About this serotonin and decision-making research news
Author: Paul Logothetis
Source: University of Ottawa
Contact: Paul Logothetis – University of Ottawa
Image: Image credited to Neuroscience News
Original Research: Open access. “Nonlinear recurrent inhibition through facilitating serotonin release in the raphe” by Jean-Claude Béïque et al., Nature Neuroscience. DOI: 10.1038/s41593-025-01912-7
Abstract
Nonlinear recurrent inhibition through facilitating serotonin release in the raphe
Serotonin (5-HT) neurons in the dorsal raphe nucleus (DRN) receive a variety of long-range inputs, but the local circuit organization and computational rules of this nucleus have been unclear. Using lateral habenula inputs to probe DRN processing, the authors uncovered 5-HT1A receptor-mediated recurrent connections between 5-HT neurons, challenging classical autoinhibition models.

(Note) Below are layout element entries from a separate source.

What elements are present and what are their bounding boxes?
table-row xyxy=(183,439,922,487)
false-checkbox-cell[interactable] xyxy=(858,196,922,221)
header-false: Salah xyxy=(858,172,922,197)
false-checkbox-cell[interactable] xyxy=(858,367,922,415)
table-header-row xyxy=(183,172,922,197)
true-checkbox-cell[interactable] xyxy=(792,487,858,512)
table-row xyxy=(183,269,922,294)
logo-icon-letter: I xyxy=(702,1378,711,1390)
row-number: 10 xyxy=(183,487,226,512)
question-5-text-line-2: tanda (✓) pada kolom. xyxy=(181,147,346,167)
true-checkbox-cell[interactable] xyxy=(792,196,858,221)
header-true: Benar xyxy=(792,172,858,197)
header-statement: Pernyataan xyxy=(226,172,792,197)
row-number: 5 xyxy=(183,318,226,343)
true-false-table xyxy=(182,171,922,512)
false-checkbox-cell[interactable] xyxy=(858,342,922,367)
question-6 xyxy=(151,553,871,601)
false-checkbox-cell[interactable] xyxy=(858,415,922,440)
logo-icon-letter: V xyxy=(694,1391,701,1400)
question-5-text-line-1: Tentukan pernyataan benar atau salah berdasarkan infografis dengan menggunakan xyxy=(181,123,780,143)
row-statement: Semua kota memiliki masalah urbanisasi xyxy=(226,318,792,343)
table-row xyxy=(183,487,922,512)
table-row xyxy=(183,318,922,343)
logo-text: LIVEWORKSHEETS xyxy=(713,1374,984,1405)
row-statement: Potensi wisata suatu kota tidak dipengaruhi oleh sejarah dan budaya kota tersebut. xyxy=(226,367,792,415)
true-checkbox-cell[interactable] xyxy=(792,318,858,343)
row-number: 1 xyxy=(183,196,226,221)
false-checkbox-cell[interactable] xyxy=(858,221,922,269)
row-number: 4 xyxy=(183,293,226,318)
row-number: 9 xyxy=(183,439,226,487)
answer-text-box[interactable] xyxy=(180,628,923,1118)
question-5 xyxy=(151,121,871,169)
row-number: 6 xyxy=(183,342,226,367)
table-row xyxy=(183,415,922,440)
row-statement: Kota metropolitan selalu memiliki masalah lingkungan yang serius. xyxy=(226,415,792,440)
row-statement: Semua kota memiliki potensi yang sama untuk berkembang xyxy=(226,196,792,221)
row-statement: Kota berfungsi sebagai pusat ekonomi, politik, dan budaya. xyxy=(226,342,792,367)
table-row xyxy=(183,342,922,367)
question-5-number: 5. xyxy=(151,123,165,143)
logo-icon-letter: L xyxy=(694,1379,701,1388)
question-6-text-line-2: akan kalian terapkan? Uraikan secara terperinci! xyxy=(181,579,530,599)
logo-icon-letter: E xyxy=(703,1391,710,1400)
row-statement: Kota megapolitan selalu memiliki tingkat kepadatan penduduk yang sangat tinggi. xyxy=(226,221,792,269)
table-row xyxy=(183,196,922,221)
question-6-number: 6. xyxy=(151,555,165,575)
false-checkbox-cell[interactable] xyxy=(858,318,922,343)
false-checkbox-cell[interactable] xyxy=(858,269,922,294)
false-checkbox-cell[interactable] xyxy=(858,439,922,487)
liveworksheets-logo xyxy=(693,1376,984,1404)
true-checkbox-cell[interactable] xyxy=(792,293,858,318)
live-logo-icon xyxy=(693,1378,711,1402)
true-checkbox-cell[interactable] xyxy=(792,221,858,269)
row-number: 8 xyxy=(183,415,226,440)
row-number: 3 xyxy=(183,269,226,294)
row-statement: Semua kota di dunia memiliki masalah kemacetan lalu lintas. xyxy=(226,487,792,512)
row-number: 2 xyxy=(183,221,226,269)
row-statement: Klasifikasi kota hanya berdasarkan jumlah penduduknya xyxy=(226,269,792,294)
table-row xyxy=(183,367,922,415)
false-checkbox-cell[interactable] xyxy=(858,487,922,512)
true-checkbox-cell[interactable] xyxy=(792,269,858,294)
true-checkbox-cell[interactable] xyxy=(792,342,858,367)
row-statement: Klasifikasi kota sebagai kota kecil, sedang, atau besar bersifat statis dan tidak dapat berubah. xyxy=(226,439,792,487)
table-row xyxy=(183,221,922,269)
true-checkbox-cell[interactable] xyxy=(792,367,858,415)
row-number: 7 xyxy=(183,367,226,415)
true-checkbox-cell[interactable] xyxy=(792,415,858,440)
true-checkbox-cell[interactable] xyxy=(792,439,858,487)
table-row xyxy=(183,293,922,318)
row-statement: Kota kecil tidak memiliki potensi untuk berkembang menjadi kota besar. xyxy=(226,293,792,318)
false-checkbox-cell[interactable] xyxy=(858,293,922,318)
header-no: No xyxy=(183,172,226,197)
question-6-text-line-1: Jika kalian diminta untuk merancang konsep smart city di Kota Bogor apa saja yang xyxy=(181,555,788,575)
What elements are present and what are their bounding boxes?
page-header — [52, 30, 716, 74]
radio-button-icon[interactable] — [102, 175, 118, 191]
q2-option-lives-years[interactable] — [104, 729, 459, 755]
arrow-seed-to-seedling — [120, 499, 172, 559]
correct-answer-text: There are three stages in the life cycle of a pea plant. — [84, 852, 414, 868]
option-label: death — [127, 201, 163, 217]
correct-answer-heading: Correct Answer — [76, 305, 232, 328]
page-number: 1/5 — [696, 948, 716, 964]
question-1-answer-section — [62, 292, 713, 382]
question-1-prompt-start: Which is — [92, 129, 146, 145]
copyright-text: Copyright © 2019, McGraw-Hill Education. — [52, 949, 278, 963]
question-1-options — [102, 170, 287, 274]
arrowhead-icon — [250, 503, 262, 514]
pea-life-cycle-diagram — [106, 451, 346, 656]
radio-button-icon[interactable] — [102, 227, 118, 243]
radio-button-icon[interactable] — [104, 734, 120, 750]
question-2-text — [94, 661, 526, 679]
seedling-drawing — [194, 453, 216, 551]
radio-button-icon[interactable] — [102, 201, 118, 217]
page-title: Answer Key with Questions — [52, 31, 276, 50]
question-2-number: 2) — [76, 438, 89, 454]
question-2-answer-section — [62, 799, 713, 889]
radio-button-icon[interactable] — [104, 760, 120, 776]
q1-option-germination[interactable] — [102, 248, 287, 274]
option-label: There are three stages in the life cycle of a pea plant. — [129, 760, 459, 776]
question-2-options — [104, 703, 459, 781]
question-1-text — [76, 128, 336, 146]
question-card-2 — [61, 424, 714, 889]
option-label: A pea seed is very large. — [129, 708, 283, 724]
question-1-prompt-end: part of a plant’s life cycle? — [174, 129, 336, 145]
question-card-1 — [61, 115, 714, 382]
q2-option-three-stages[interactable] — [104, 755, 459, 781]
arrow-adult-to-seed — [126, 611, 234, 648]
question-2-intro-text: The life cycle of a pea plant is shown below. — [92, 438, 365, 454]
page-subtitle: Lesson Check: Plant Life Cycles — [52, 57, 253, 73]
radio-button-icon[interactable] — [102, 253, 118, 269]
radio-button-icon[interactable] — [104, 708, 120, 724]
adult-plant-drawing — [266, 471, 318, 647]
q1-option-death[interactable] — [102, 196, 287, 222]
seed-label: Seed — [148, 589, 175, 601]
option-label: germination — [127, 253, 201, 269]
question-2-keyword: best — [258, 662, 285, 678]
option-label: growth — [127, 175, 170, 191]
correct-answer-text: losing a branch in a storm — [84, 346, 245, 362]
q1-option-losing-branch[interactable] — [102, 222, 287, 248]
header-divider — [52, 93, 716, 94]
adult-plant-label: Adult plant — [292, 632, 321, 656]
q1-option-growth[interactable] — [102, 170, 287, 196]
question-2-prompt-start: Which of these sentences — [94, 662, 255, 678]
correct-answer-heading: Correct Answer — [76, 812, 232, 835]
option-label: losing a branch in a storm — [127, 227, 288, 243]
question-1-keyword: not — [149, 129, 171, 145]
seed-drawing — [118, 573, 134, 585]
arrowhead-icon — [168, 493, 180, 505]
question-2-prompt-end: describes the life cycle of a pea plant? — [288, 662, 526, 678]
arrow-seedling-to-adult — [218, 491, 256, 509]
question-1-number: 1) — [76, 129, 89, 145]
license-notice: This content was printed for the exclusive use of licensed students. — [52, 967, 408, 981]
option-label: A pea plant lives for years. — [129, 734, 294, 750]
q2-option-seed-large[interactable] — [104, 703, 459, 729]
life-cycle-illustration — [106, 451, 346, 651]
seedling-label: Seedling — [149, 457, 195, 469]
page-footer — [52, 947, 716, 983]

Cellular electrophysiology and imaging with a genetically encoded serotonin sensor showed that these recurrent inhibitory connections span the raphe, are slow and stochastic, strongly facilitate with repeated activation, and gate spike output. These properties confer highly nonlinear dynamics on the network, producing excitation-driven inhibition and winner-take-all computations.
In vivo optogenetic activation of lateral habenula inputs to the DRN at frequencies predicted to engage these computations transiently disrupted a learned reward-conditioned response in an auditory conditioning task. Together, these data reveal a core computation supported by a previously unrecognized slow serotonergic recurrent inhibitory network.